The work naturally has some limitations. In particular, rigorous evaluation is difficult and requires manual intervention, which is time-consuming and subjective. The use of NLP techniques also brings its own issues, since language is complex to understand and process, and numerous issues in terminology extraction still need to be solved globally. Nevertheless, this work provides some pathways for STI technologies, which open up avenues for a number of future directions of research.

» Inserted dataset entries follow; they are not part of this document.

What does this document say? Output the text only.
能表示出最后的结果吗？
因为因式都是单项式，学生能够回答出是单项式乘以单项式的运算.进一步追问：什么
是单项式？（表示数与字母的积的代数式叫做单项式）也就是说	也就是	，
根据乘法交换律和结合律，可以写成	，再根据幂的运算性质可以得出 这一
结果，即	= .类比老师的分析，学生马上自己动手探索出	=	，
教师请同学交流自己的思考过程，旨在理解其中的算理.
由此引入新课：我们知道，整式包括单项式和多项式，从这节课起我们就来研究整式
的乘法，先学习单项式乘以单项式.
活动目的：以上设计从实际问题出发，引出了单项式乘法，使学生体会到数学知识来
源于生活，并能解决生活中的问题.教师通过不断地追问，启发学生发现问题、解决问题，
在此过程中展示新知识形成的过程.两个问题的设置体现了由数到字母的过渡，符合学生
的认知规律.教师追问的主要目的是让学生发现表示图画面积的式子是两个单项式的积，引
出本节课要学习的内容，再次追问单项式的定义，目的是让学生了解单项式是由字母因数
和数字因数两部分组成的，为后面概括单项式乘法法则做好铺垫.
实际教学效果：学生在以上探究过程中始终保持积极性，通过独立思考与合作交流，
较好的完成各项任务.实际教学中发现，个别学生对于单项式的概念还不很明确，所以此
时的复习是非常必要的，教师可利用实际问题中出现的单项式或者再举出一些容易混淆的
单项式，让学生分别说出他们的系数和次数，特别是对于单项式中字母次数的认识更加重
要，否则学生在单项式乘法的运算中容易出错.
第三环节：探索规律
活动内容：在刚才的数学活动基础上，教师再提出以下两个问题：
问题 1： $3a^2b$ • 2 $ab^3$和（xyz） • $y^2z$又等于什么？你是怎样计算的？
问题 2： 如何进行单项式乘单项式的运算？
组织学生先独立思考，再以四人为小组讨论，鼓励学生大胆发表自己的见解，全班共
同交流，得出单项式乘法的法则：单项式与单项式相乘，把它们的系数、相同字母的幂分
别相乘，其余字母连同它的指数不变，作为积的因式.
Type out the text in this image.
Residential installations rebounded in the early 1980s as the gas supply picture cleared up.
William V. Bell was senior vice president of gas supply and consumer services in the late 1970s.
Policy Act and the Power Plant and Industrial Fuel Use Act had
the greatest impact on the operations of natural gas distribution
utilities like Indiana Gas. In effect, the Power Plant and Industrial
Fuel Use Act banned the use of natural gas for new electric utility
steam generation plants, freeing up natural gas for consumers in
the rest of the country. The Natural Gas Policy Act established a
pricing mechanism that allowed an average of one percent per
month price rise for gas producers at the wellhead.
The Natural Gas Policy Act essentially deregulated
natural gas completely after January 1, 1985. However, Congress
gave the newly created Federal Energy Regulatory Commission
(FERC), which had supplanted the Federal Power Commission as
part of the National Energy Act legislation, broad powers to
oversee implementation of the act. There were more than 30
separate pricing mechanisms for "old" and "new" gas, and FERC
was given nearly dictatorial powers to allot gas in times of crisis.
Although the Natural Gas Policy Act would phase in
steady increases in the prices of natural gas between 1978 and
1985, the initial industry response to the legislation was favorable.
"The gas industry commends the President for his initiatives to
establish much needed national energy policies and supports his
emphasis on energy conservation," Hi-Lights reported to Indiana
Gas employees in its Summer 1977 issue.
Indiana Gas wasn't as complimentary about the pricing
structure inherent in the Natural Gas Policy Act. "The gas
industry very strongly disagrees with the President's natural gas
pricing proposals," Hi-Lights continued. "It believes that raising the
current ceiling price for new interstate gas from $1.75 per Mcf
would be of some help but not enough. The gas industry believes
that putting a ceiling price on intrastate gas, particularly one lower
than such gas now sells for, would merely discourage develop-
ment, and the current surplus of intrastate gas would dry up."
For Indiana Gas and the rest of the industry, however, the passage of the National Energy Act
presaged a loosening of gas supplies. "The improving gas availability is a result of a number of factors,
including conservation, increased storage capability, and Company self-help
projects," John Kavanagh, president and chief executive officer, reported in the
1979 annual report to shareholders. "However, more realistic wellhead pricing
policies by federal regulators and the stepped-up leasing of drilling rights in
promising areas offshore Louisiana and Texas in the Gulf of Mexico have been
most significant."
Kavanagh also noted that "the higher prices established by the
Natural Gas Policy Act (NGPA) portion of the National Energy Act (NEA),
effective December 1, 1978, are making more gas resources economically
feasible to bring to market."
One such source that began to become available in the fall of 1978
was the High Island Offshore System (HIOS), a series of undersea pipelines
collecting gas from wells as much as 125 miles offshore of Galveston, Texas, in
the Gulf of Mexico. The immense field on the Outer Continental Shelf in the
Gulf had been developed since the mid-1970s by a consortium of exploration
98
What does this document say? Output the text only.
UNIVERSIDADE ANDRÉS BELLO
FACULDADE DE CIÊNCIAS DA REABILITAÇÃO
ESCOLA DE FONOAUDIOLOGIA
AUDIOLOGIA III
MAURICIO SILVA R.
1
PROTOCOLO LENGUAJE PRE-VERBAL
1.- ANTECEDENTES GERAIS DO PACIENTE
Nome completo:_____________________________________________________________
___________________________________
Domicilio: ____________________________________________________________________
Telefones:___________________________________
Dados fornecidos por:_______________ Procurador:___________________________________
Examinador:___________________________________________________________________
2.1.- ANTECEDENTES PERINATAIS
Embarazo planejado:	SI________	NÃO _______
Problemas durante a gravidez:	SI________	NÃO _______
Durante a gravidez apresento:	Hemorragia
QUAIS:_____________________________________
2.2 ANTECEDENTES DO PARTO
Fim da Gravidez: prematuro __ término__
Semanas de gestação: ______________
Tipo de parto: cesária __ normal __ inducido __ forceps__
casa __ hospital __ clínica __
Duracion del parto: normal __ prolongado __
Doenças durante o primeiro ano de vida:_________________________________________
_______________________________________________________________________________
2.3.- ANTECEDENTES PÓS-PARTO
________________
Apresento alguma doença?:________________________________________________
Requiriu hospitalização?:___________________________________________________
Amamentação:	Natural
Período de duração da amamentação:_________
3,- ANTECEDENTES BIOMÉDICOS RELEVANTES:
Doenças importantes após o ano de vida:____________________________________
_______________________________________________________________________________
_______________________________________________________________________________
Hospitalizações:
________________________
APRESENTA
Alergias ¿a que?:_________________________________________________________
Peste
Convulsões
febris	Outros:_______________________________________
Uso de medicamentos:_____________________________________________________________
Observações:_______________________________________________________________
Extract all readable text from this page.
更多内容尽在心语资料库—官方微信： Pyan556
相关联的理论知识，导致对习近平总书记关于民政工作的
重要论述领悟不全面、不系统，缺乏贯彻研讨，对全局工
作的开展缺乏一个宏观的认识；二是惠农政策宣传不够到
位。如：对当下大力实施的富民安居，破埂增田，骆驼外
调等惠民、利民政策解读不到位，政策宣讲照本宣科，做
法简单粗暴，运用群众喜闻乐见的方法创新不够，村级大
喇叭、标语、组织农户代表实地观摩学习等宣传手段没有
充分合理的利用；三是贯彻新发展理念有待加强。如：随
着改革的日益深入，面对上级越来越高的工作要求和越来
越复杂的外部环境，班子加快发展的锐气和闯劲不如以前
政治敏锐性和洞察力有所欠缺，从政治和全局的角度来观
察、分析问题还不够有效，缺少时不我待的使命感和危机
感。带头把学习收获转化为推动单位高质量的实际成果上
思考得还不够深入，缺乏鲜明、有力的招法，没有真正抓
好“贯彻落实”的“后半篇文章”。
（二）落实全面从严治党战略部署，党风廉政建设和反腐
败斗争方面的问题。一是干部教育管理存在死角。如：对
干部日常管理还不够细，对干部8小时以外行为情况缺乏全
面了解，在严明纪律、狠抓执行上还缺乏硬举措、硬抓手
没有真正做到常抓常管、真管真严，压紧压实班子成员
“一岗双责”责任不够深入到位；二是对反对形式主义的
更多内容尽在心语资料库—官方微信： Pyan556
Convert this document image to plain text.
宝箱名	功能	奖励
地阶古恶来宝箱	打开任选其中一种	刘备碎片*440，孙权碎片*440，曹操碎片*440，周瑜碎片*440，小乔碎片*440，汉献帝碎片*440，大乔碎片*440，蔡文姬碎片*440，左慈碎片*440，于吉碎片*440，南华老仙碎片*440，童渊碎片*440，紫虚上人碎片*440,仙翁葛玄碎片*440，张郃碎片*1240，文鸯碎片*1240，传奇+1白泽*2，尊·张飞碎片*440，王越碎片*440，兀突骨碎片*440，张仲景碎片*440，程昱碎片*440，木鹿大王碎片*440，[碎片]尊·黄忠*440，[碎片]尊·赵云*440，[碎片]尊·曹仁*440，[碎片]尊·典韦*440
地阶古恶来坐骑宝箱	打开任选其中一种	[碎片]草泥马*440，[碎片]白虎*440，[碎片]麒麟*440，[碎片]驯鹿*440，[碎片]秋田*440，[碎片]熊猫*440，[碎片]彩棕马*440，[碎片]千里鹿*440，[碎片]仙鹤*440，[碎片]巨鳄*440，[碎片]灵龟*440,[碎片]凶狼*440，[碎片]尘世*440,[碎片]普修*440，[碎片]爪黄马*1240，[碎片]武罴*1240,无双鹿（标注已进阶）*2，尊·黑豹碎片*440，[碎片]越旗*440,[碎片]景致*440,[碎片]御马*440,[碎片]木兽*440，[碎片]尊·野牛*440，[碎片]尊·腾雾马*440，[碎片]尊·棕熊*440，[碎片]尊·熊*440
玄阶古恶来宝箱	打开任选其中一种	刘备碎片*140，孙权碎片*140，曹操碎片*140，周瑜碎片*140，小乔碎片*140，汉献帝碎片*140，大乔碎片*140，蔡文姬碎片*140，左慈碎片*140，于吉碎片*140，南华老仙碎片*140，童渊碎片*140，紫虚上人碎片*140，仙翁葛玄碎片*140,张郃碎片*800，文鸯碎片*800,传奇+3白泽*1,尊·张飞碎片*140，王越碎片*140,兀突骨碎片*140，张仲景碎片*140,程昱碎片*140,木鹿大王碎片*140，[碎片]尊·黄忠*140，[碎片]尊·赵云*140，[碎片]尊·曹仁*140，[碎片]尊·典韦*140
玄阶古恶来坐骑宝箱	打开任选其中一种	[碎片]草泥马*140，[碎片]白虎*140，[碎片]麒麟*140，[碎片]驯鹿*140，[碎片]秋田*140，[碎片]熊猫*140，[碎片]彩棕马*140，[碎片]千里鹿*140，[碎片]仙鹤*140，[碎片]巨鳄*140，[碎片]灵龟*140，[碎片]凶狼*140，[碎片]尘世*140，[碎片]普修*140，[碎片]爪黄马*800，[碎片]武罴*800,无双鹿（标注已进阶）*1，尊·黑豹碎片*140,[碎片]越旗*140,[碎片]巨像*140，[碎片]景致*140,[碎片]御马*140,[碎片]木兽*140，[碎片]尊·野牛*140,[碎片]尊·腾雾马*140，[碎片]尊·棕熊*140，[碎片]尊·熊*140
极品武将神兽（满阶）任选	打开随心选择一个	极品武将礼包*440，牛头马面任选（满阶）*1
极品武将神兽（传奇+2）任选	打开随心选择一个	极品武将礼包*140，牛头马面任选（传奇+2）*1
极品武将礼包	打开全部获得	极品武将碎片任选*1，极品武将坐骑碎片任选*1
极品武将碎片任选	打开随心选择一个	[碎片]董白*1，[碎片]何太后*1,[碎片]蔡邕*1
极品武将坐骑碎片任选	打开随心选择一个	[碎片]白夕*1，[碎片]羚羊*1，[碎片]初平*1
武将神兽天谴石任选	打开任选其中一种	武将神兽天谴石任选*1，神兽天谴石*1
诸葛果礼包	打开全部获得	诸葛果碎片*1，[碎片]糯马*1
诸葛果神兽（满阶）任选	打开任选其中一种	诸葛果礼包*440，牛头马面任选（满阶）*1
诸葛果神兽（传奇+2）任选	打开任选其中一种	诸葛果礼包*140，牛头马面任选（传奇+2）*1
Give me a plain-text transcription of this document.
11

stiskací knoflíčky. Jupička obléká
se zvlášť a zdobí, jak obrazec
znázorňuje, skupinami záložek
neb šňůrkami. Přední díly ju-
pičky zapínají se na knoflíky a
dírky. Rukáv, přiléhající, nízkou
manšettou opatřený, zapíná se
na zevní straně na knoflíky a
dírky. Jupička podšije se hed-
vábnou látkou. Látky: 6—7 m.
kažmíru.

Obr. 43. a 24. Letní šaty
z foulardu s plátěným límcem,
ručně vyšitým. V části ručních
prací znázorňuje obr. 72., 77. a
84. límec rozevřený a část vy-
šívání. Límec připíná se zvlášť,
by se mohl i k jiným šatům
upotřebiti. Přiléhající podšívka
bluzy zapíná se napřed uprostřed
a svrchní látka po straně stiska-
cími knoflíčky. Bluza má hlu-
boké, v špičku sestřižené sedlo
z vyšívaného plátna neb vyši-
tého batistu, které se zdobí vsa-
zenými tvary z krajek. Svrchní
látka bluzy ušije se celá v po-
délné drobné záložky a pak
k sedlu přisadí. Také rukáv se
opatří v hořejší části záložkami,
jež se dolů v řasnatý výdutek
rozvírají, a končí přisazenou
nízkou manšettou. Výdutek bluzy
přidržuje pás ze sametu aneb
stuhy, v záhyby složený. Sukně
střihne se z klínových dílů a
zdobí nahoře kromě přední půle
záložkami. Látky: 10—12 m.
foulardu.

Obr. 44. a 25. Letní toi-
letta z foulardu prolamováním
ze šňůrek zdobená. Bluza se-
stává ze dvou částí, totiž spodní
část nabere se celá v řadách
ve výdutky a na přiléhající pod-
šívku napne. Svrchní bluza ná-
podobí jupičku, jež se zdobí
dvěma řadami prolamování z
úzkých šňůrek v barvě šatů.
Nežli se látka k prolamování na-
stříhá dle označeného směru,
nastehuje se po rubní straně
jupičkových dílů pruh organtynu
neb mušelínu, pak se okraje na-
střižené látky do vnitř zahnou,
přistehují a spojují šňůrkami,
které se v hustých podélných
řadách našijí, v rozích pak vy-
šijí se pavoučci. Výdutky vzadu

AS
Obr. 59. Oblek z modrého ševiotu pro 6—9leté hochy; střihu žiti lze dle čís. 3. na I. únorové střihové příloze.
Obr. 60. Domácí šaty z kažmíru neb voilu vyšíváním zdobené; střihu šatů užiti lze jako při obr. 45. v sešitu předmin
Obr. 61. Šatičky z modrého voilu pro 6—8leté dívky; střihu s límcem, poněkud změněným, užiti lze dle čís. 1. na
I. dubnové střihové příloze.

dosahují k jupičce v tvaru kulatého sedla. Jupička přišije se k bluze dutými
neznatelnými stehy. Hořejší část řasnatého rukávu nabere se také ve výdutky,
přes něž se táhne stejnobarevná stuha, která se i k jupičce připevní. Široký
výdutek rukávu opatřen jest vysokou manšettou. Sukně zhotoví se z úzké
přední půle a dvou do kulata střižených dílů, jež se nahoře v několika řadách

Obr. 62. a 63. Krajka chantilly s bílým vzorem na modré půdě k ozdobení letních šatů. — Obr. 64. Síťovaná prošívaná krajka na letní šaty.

We envisage a number of ways in which this work could be advanced. Beyond the methodological improvements already listed, our ontology has been designed for a specific use case: the mapping of the European research domain in the critical areas of KETs and SGCs, in order to assist policymakers with decision making and strategic planning by helping them to understand the nature of the field. The methods and tools presented could be applied to new kinds of documents and new geographical boundaries, with little adaptation, since these processes are all automated. Introducing new languages would require some manual intervention, but the automated parts of the process will require little beyond re-training on a suitable corpus. We have already adapted the ontology structure to take into consideration recent changes to KET topics and to migrate from SGCs to SDGs. Much of this process was automated, for example by automatically extracting relevant topics and keywords from descriptions of the new topic, although expert intervention was required to check the final structure and make some small adjustments. The process of determining seed keywords is the most critical part: the experience described in this paper shows that if this part is done well, the next step (regeneration of the enriched keywords, which cannot easily be checked manually due to their large number) will be high quality. We envisage making further improvements to the methodology in terms of the enrichment process in particular, however, with more complex topic-aware deep learning methods. Finally, the classification process itself requires no adaptation for the new ontology, though it will of course be prudent to verify the results with experts.